People hiring on freelance sites are looking for the perfect Silicon Valley
genius programmer who inexplicably turned down a six figure offer with
Facebook to strike out on his own and charge $15/hr for his time on
Rentacoder.

They really do expect to find this person, and are therefore shocked to see
the candidates that are actually available. They'll naturally try to sift
through the heap and find the person closest to their ideal, and, being non-
technical, the only thing they really have to go on is writing style.

So the "dear sir look no further we are A++++++ professional company" guys all
red-flag themselves out of the competition leaving the one dude in Iowa who
bothered to put together a complete sentence.
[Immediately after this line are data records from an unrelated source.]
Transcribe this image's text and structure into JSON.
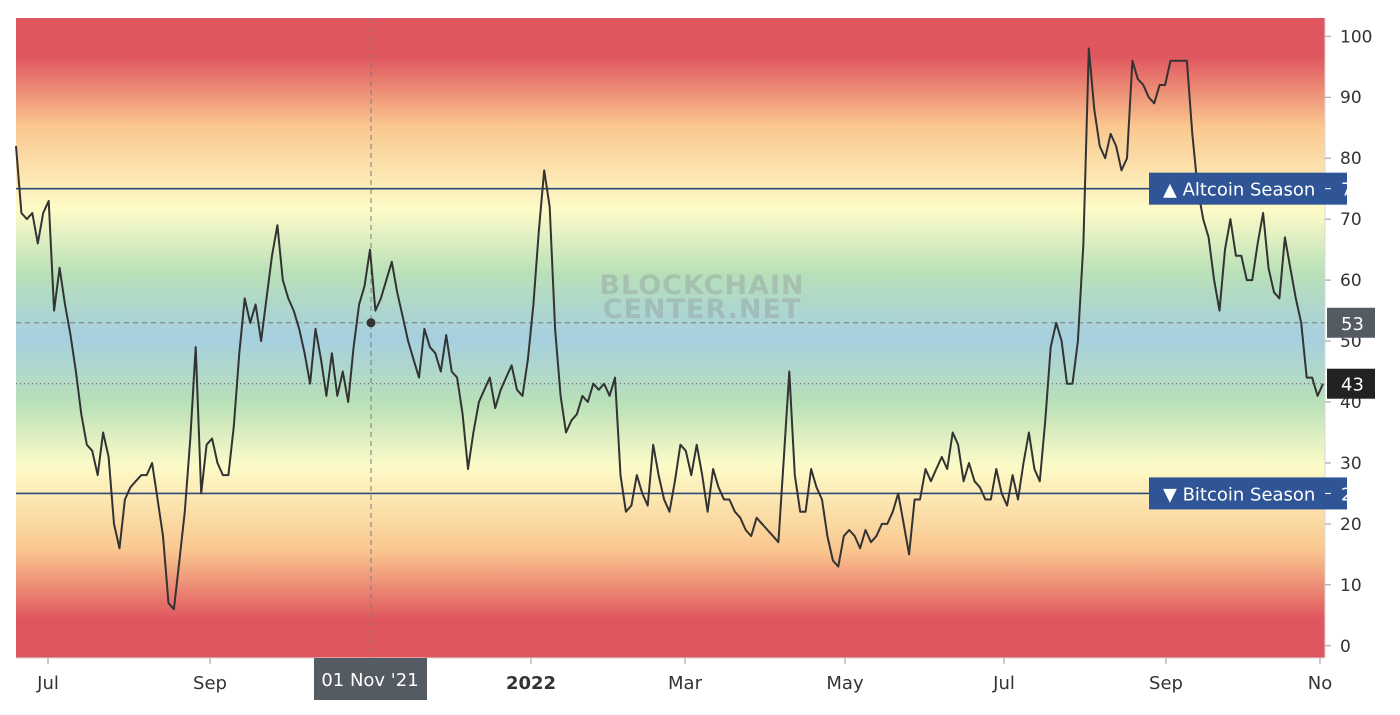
{
  "watermark": [
    "BLOCKCHAIN",
    "CENTER.NET"
  ],
  "colors": {
    "line": "#333333",
    "threshold_line": "#2c4a7a",
    "label_bg_blue": "#2f5597",
    "label_bg_dark": "#222222",
    "label_bg_gray": "#555b63",
    "band_red": "#e0565e",
    "band_orange": "#fac890",
    "band_yellow": "#fdfbc8",
    "band_green": "#b8e0b8",
    "band_blue": "#a6cfe0"
  },
  "crosshair": {
    "x_label": "01 Nov '21",
    "value": 53
  },
  "chart_data": {
    "type": "line",
    "title": "",
    "xlabel": "",
    "ylabel": "",
    "ylim": [
      -2,
      103
    ],
    "yticks": [
      0,
      10,
      20,
      30,
      40,
      50,
      60,
      70,
      80,
      90,
      100
    ],
    "xticks": [
      "Jul",
      "Sep",
      "2022",
      "Mar",
      "May",
      "Jul",
      "Sep",
      "No"
    ],
    "thresholds": [
      {
        "label": "▲ Altcoin Season",
        "value": 75
      },
      {
        "label": "▼ Bitcoin Season",
        "value": 25
      }
    ],
    "price_labels": [
      {
        "value": 53,
        "style": "gray"
      },
      {
        "value": 43,
        "style": "dark"
      }
    ],
    "grid": false,
    "series": [
      {
        "values": [
          82,
          71,
          70,
          71,
          66,
          71,
          73,
          55,
          62,
          56,
          51,
          45,
          38,
          33,
          32,
          28,
          35,
          31,
          20,
          16,
          24,
          26,
          27,
          28,
          28,
          30,
          24,
          18,
          7,
          6,
          14,
          22,
          34,
          49,
          25,
          33,
          34,
          30,
          28,
          28,
          36,
          48,
          57,
          53,
          56,
          50,
          57,
          64,
          69,
          60,
          57,
          55,
          52,
          48,
          43,
          52,
          47,
          41,
          48,
          41,
          45,
          40,
          49,
          56,
          59,
          65,
          55,
          57,
          60,
          63,
          58,
          54,
          50,
          47,
          44,
          52,
          49,
          48,
          45,
          51,
          45,
          44,
          38,
          29,
          35,
          40,
          42,
          44,
          39,
          42,
          44,
          46,
          42,
          41,
          47,
          56,
          68,
          78,
          72,
          52,
          41,
          35,
          37,
          38,
          41,
          40,
          43,
          42,
          43,
          41,
          44,
          28,
          22,
          23,
          28,
          25,
          23,
          33,
          28,
          24,
          22,
          27,
          33,
          32,
          28,
          33,
          28,
          22,
          29,
          26,
          24,
          24,
          22,
          21,
          19,
          18,
          21,
          20,
          19,
          18,
          17,
          31,
          45,
          28,
          22,
          22,
          29,
          26,
          24,
          18,
          14,
          13,
          18,
          19,
          18,
          16,
          19,
          17,
          18,
          20,
          20,
          22,
          25,
          20,
          15,
          24,
          24,
          29,
          27,
          29,
          31,
          29,
          35,
          33,
          27,
          30,
          27,
          26,
          24,
          24,
          29,
          25,
          23,
          28,
          24,
          30,
          35,
          29,
          27,
          37,
          49,
          53,
          50,
          43,
          43,
          50,
          66,
          98,
          88,
          82,
          80,
          84,
          82,
          78,
          80,
          96,
          93,
          92,
          90,
          89,
          92,
          92,
          96,
          96,
          96,
          96,
          84,
          75,
          70,
          67,
          60,
          55,
          65,
          70,
          64,
          64,
          60,
          60,
          66,
          71,
          62,
          58,
          57,
          67,
          62,
          57,
          53,
          44,
          44,
          41,
          43
        ]
      }
    ]
  }
}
The takeaway from this is that if you're offshore, the best thing you can do
is work on your English. Preferably your casual proposal-writing English,
since the half dozen sentences you put together for a bid will likely be the
only thing a potential client ever reads. Unless that looks right, it doesn't
matter what your technical skills are like. Nobody will ever get around to
asking.

------
mk3
It depends. Some US entities are keen to hire US based freelancers, just to be
'more' safe. Others do not care, and hire freelancer with best proposal/price.
Also some hire people to make their critical product for pennies, and then
complain that the freelancers suck at their work. As for my experience US
people mostly care that you will be available during their working hours.

------
p_l
I have seen bias based on operating hours which can benefit USA based
freelancers, but rarely I had seen someone explicitly wanting someone from USA
when the job didn't involve on-site work.

OTOH, I have actually seen jobs restricted to countries marked as "developing
economies" in order to take only the cheaper bids.